Derrogação do sigilo bancário

Passa a constituir fundamento de derrogação do sigilo bancário durante uma inspeção tributária, a comunicação à AT de operações consideradas como suspeitas no âmbito da legislação relativa à prevenção e repressão do branqueamento de capitais e financiamento do terrorismo.

CPPT

Recurso preferencial à via eletrónica no processo tributário

No processo tributário, a via eletrónica passa a ser o meio preferencial de notificação e prática de atos, nos termos do CPTA e da Portaria n.º379/2017, de 19 de dezembro. Nas execuções fiscais a via eletrónica aplica-se após a receção do processo pelo tribunal.

Diligências prévias à penhora pelas autarquias

As autarquias poderão proceder à consulta, nas bases de dados da AT, de informação sobre a identificação do executado e a identificação e a localização dos bens deste, antes da realização de penhoras relativas a dívidas fiscais (em termos a definir por portaria).

Dispensa de garantia

No âmbito do pedido para pagamento a prestações, é dispensada a apresentação de garantia para dívidas em execução fiscal com valor inferior a €5.000, para pessoas singulares, ou a €10.000, no caso de pessoas coletivas.

RGIT

Falta ou atraso da declaração relativa à transferência de fundos para países, territórios ou regiões com regime claramente mais favorável

A falta ou atraso da declaração relativa à transferência de fundos para países, territórios ou regiões com regime claramente mais favorável passará a ser punida com coima de €250 a €5.000.

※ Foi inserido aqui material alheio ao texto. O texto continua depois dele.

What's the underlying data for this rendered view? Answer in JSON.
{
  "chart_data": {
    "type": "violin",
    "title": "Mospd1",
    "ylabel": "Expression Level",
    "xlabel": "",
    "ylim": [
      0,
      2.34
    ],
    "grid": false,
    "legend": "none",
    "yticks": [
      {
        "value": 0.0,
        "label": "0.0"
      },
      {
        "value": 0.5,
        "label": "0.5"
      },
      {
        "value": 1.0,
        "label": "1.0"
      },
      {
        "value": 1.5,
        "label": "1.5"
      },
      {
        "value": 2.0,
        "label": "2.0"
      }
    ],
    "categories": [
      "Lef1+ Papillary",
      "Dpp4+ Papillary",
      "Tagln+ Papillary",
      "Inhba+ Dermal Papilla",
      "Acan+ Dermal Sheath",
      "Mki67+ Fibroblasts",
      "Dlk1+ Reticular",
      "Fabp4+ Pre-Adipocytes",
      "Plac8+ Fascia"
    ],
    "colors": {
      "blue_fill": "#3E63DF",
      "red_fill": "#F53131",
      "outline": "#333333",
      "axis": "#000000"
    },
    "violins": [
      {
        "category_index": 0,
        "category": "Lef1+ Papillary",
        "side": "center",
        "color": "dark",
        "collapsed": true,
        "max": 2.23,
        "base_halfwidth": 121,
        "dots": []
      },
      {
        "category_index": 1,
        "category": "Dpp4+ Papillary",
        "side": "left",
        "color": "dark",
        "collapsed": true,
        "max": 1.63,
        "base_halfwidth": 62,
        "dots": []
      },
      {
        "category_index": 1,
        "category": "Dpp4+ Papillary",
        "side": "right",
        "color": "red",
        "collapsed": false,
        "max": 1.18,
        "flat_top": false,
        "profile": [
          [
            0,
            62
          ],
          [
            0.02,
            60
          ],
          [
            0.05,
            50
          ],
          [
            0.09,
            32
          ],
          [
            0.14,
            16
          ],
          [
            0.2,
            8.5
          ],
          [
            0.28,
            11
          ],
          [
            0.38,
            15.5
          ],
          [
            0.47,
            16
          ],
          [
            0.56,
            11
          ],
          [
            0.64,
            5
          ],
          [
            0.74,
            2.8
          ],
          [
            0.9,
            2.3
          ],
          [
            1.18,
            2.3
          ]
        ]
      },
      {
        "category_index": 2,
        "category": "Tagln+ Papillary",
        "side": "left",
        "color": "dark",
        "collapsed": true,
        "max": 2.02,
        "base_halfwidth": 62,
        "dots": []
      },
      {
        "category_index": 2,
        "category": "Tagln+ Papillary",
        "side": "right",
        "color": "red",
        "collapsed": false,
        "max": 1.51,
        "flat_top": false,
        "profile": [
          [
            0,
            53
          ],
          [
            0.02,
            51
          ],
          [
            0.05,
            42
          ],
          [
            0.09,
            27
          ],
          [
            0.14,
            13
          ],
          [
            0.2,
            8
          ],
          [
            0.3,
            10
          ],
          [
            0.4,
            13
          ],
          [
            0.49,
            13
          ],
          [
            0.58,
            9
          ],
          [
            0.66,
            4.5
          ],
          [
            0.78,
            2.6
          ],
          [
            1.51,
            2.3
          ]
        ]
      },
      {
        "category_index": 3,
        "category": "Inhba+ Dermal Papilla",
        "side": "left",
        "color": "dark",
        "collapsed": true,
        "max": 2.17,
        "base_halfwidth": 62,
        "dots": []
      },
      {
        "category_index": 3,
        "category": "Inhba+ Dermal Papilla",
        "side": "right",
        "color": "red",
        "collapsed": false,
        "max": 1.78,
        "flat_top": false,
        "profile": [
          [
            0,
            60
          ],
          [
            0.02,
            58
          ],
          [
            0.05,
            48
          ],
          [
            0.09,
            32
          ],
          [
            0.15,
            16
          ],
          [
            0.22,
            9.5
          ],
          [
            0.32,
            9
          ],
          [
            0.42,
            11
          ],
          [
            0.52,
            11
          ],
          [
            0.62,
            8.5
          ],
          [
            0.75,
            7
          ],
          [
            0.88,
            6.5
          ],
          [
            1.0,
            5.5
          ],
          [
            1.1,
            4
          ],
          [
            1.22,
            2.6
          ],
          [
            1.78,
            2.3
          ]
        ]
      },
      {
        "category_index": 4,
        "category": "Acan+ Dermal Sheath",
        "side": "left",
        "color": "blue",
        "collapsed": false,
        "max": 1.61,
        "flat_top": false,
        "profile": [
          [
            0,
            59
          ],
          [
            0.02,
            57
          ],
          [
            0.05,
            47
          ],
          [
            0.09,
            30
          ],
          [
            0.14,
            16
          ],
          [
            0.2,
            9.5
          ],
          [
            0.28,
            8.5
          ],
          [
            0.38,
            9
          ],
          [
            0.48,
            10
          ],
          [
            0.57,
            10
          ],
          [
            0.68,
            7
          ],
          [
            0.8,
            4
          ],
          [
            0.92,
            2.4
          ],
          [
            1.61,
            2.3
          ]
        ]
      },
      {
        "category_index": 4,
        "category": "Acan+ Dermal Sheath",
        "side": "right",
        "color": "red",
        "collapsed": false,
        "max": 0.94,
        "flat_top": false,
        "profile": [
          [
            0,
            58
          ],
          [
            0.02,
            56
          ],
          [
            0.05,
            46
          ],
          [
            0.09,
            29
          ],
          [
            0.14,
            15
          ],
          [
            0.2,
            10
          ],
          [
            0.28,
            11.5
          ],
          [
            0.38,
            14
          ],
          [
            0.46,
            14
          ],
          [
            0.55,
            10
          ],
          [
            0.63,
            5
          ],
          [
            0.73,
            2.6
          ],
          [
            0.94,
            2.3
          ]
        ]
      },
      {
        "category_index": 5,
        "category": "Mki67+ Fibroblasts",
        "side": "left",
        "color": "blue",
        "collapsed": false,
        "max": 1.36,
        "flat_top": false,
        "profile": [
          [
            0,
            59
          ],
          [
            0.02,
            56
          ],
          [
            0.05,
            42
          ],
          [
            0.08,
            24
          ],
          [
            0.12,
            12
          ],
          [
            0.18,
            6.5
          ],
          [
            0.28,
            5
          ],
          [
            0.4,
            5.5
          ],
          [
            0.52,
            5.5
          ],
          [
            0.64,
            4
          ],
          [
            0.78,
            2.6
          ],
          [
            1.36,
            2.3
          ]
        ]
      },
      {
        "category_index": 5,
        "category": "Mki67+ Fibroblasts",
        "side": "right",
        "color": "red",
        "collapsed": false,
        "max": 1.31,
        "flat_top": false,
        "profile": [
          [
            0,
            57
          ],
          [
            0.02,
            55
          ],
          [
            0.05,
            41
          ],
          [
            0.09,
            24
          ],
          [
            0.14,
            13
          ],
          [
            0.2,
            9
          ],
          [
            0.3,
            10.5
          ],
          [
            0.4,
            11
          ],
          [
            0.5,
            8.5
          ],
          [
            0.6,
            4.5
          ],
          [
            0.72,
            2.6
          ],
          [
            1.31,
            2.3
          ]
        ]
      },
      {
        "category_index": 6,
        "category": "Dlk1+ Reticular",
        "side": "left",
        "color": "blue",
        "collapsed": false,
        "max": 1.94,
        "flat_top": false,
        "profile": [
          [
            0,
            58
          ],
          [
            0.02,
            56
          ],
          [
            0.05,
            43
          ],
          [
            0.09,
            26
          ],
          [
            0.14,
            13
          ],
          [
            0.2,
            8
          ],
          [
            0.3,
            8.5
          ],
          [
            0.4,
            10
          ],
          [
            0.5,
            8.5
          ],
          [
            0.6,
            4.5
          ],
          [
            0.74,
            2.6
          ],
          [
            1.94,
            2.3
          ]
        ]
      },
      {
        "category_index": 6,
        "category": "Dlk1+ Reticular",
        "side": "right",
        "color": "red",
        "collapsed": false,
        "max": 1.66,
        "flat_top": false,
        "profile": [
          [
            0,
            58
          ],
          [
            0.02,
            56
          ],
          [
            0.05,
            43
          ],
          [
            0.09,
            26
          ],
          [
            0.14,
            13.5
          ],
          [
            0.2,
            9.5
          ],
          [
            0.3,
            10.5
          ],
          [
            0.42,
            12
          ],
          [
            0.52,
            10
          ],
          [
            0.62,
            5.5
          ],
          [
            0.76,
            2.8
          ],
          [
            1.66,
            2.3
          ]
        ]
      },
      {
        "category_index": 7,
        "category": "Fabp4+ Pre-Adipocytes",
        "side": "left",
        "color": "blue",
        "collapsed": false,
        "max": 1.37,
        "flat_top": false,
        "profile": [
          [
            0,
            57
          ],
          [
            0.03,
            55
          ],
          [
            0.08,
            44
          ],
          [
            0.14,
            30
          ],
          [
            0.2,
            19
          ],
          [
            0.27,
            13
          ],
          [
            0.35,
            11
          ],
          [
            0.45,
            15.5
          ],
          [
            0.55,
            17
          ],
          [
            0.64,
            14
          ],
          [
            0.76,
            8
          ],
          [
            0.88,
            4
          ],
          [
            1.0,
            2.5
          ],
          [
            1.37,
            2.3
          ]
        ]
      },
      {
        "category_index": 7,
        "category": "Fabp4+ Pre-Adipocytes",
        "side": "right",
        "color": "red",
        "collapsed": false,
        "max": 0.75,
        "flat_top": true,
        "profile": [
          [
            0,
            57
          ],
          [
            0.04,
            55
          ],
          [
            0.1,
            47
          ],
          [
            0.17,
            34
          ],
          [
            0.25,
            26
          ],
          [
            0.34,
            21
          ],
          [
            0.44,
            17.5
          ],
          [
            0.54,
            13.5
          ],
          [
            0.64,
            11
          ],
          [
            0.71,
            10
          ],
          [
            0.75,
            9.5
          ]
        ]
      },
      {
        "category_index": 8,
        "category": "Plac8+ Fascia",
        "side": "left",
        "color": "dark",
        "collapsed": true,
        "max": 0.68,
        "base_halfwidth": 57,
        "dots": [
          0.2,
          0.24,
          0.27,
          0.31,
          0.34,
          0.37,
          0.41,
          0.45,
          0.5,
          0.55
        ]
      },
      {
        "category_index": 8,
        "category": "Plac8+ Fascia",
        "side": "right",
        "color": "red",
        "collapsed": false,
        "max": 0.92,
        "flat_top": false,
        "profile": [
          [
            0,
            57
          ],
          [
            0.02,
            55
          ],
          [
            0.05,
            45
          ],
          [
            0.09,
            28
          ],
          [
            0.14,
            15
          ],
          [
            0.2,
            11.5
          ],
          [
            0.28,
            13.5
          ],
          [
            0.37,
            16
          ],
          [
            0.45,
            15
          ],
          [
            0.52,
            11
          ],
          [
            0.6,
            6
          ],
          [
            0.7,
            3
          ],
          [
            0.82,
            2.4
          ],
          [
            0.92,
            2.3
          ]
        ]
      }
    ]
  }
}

Organização da contabilidade

O limite mínimo da coima devida por não organização da contabilidade de harmonia com as regras de normalização contabilística aumenta de €200 para €500.

O atraso na execução da contabilidade, na escrituração de livros ou na elaboração de outros elementos de escrita, ou de registos, passa a ser punido com coima de €250 a €5.000 (anteriormente de €200 a €10.000).

A produção de ficheiro normalizado de exportação de dados sem observância do modelo de estrutura de dados legalmente previsto, passa a ser punível com coima de €250 a € 5.000. RCPITA

Ampliação do prazo de inspeção

O prazo para conclusão da inspeção passa também a poder ser ampliado com fundamento na necessidade de realizar novas diligências por parte da AT, em resultado da apresentação de novos factos pelo contribuinte no âmbito do direito de audição.